Kaiser Aluminum Corp. (KALU) raised its full-year 2026 guidance after reporting first-quarter results that exceeded expectations, driven by strong demand and operational efficiencies across most of its segments.
"The momentum we carried out of 2025 not only continued, but in several areas accelerated," President and Chief Executive Officer Keith A. Harvey said on the company’s earnings call. "We believe 2026 represents the opportunity to deliver a true step change in performance, and our first quarter results reinforce that view."
For the quarter, Kaiser reported adjusted net income of $63 million, or $3.74 per diluted share, a significant increase from the $24 million, or $1.44 per share, in the prior-year period. Conversion revenue of $404 million was up 11 percent year over year, while adjusted EBITDA saw a $55 million jump to $129 million.
The strong results prompted management to lift its full-year 2026 outlook. The company now expects EBITDA to increase between 20 percent and 30 percent, with conversion revenue projected to rise 10 percent to 15 percent.
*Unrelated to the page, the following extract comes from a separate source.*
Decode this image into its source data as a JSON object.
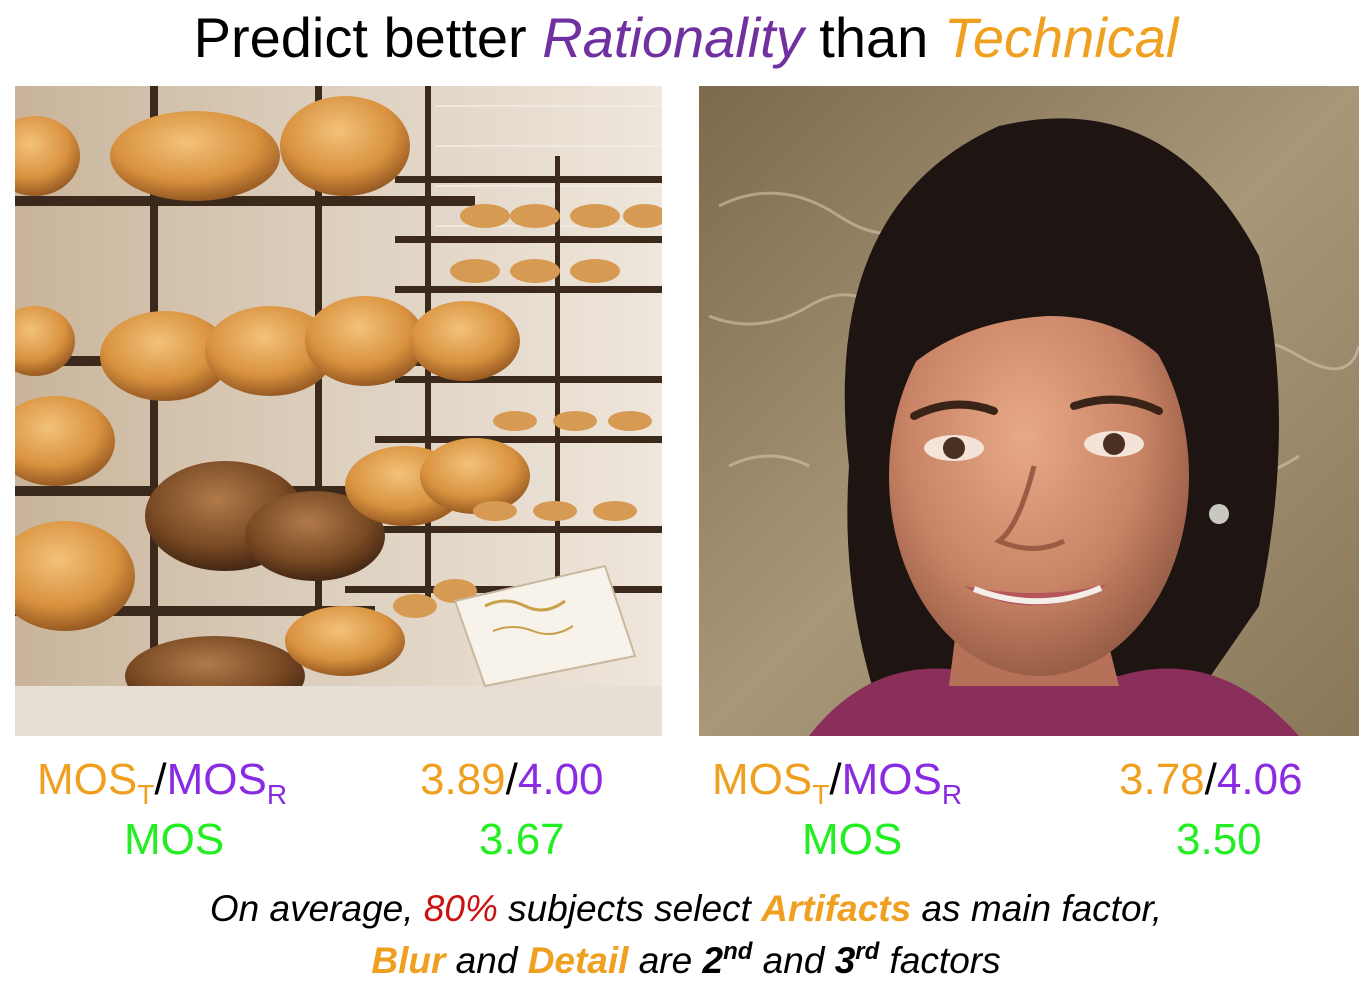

This improved outlook comes as a competitor, Aluminum Corporation of China, also reported a surge in first-quarter net profit, suggesting broader strength in the aluminum sector.
Segment Performance Shows Broad Strength
The aerospace and high-strength segment saw conversion revenue climb 8 percent to $131 million, with the company now forecasting 15 to 20 percent shipment growth for the full year. Harvey noted that demand for defense and space applications "appears to be taking an additional step higher."
Packaging conversion revenue surged 24 percent to $157 million, reflecting a 13 percent increase in shipments and a continued shift toward higher-value coated products at its Warrick facility. The general engineering segment also posted a 5 percent revenue gain to $87 million, driven by favorable pricing.
The automotive segment remained a weak spot, with conversion revenue declining 8 percent to $29 million on lower shipments. The company attributed the softness to high consumer borrowing costs and tariff-related uncertainties.
Financial Health Improves
Kaiser generated $69 million in free cash flow during the quarter and improved its net debt leverage ratio to 2.8x from 3.4x at year-end, moving closer to its target range of 2.0x to 2.5x. The company also declared a quarterly dividend of $0.77 per share.
The results were aided by a $36 million metal lag gain due to rising aluminum prices. However, CEO Keith Harvey emphasized underlying operational improvements, noting that excluding the gain, the company saw an approximate 850 basis point margin improvement from operational performance alone.
The updated guidance suggests management is confident that strong demand and internal efficiency gains will continue to drive results. Investors will watch the company's ability to manage the ongoing ramp-up at its Warrick facility and navigate the volatile metal price environment when Kaiser reports its second-quarter results in July.
This article is for informational purposes only and does not constitute investment advice.